木村氏の私見では、今後の状況はかなり悪く、昨年以上の木材不足が想定され、
長尺針葉樹合板は入手できなくなるため代替品を検討する必要があると説明。
欧州材については、
戦争開始後、EUは大きく輸入依存していたロシアとベラルーシからの木材製品を禁輸にしたことから、
日本への木材輸出余力の減少や円安による、さらなる価格の高騰が考えられると説明した。
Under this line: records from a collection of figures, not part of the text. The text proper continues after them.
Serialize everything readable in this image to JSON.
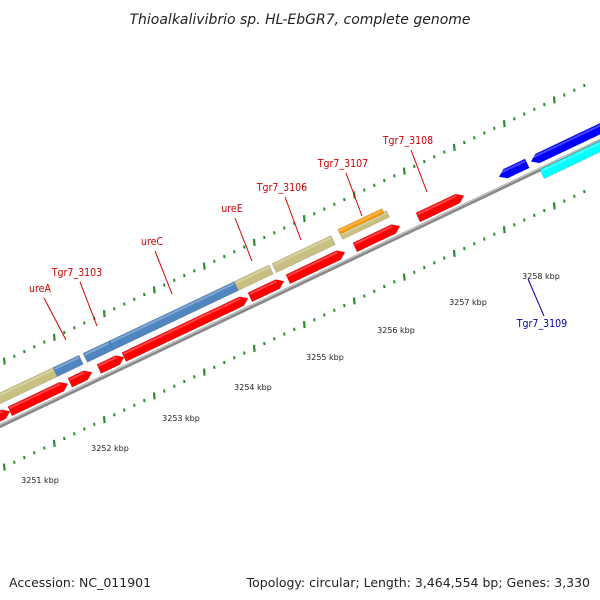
{
  "title": "Thioalkalivibrio sp. HL-EbGR7, complete genome",
  "footer": {
    "accession": "Accession: NC_011901",
    "summary": "Topology: circular; Length: 3,464,554 bp; Genes: 3,330"
  },
  "colors": {
    "cds_forward": "#ff0000",
    "cds_reverse": "#0000ff",
    "cds_highlight": "#00ffff",
    "urease": "#4f86bf",
    "khaki": "#c8c080",
    "orange": "#ff9900",
    "backbone": "#8a8a8a",
    "tick": "#2e8b2e",
    "label_forward": "#cc0000",
    "label_reverse": "#0000aa"
  },
  "scale_labels": [
    "3251 kbp",
    "3252 kbp",
    "3253 kbp",
    "3254 kbp",
    "3255 kbp",
    "3256 kbp",
    "3257 kbp",
    "3258 kbp"
  ],
  "gene_labels": [
    {
      "text": "ureA",
      "strand": "forward"
    },
    {
      "text": "Tgr7_3103",
      "strand": "forward"
    },
    {
      "text": "ureC",
      "strand": "forward"
    },
    {
      "text": "ureE",
      "strand": "forward"
    },
    {
      "text": "Tgr7_3106",
      "strand": "forward"
    },
    {
      "text": "Tgr7_3107",
      "strand": "forward"
    },
    {
      "text": "Tgr7_3108",
      "strand": "forward"
    },
    {
      "text": "Tgr7_3109",
      "strand": "reverse"
    }
  ]
}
また今後に予測されるのは、住宅ローン金利の上昇である。
アメリカでは住宅ローン金利の上昇により、住宅価格の上昇が発生して住宅の需要が減少している。
この金利上昇の現象は今後日本でも起きると予測し、資材高による住宅価格の高騰との二重苦により、
大幅な住宅需要の減少が予想される。

最後に、今後予測される事態への工務店が取るべき対応策を3つ挙げていただいた。
1つ目は早期発注である。
入手困難な木材も、納期さえあれば何とかなる場合も多いので、前もって発注することが一番の対策である。
2つ目として、ホワイトウッド・レッドウッド集成材から脱却である。
もはや輸入材は安くないと考え、国産材など他産地への切り替えが大事であると説明。
3つ目に山へ、製材所へ足を運んで関係をつくることである。
工務店も製材工場も、持続可能な経営をしていくためには、
定常的に長い期間取引ができる関係を作り上げていくことが大切であり、
そのためにも山へ、製材所へ足を運んで直接対話することで「おなじみさん」になることをお勧めすると
説明いただきました。

その後、参加者からの質疑に対応いただき、セミナーを終了しました。